Context Length & Memory
Context windows, truncation, RAG, and staying within limits.
Learning objectives
- Define context window and what happens when you exceed it
- Apply strategies: truncate, summarize, RAG
- Design Workshop Co. FAQ within a 128k window realistically
Context length = working memory limit
The context window is the maximum tokens the model can consider in one request (input + output combined on many APIs). Examples:
| Model tier (examples) | Context window |
|---|---|
| Smaller / older chat models | 8k–32k tokens |
| Current flagship APIs | 128k–200k+ tokens |
| Self-hosted 7B on 16 GB GPU | Often 4k–8k practical |
Larger context costs more per request and can reduce focus — “lost in the middle” effect where mid-document facts get ignored.
What happens when you overflow
- Hard error — API rejects request (400)
- Truncation — provider drops oldest messages (dangerous for support bots)
- Summarize-then-continue — your code compresses history
RAG — Retrieval Augmented Generation
Instead of stuffing entire manuals into context:
Convert FAQ chunks to vectors (offline)
User question → top 3 relevant chunks only
LLM answers using those chunks as source
Worked example — Workshop Co. class FAQ
System: You answer from SOURCES only. Cite source id.
SOURCES:
[id:intro] Intro to Woodworking — Sat Mar 14, 9am, 6 seats, $189
[id:box] Box Joint — Sat Mar 21, sold out
User: Is there anything March 14 for beginners?
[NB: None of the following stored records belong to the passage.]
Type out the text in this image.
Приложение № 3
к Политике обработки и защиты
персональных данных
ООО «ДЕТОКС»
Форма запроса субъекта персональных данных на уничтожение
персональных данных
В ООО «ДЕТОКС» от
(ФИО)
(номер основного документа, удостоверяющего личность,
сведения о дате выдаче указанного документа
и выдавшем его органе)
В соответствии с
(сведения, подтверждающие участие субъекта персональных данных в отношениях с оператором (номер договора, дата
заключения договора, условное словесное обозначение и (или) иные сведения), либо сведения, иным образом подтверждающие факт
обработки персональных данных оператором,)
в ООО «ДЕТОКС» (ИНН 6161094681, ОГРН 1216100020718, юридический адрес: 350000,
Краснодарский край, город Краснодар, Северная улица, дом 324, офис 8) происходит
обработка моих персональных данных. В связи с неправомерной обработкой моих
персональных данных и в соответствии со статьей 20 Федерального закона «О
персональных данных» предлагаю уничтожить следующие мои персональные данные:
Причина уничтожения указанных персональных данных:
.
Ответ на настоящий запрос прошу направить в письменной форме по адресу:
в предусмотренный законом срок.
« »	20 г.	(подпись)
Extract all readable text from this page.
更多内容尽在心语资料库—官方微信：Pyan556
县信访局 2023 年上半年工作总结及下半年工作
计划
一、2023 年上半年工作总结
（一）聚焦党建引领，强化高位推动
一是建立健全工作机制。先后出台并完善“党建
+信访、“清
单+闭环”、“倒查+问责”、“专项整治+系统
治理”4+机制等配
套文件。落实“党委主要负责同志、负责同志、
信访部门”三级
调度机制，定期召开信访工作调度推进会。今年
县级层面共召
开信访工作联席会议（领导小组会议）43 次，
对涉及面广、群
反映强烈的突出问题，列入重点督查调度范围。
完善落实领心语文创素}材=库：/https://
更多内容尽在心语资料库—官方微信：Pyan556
→ Model should cite [id:intro], not invent Apr dates
Try it yourself
Marcus wants to paste all 7 Swift Host textbooks into one support bot. Roughly 250k words. What should you tell him?
Answer
Do not paste wholesale — exceeds practical context and wastes tokens. Use RAG: chunk by chapter, embed, retrieve 2–5 relevant sections per question. Link to full chapters on site for humans.
Scenario
Support chat keeps “forgetting” the customer’s name after 30 messages. Likely cause?
Answer
Context truncation — early messages dropped when history exceeds window. Fix: rolling summary, CRM lookup by session ID, or store name server-side and re-inject in system prompt.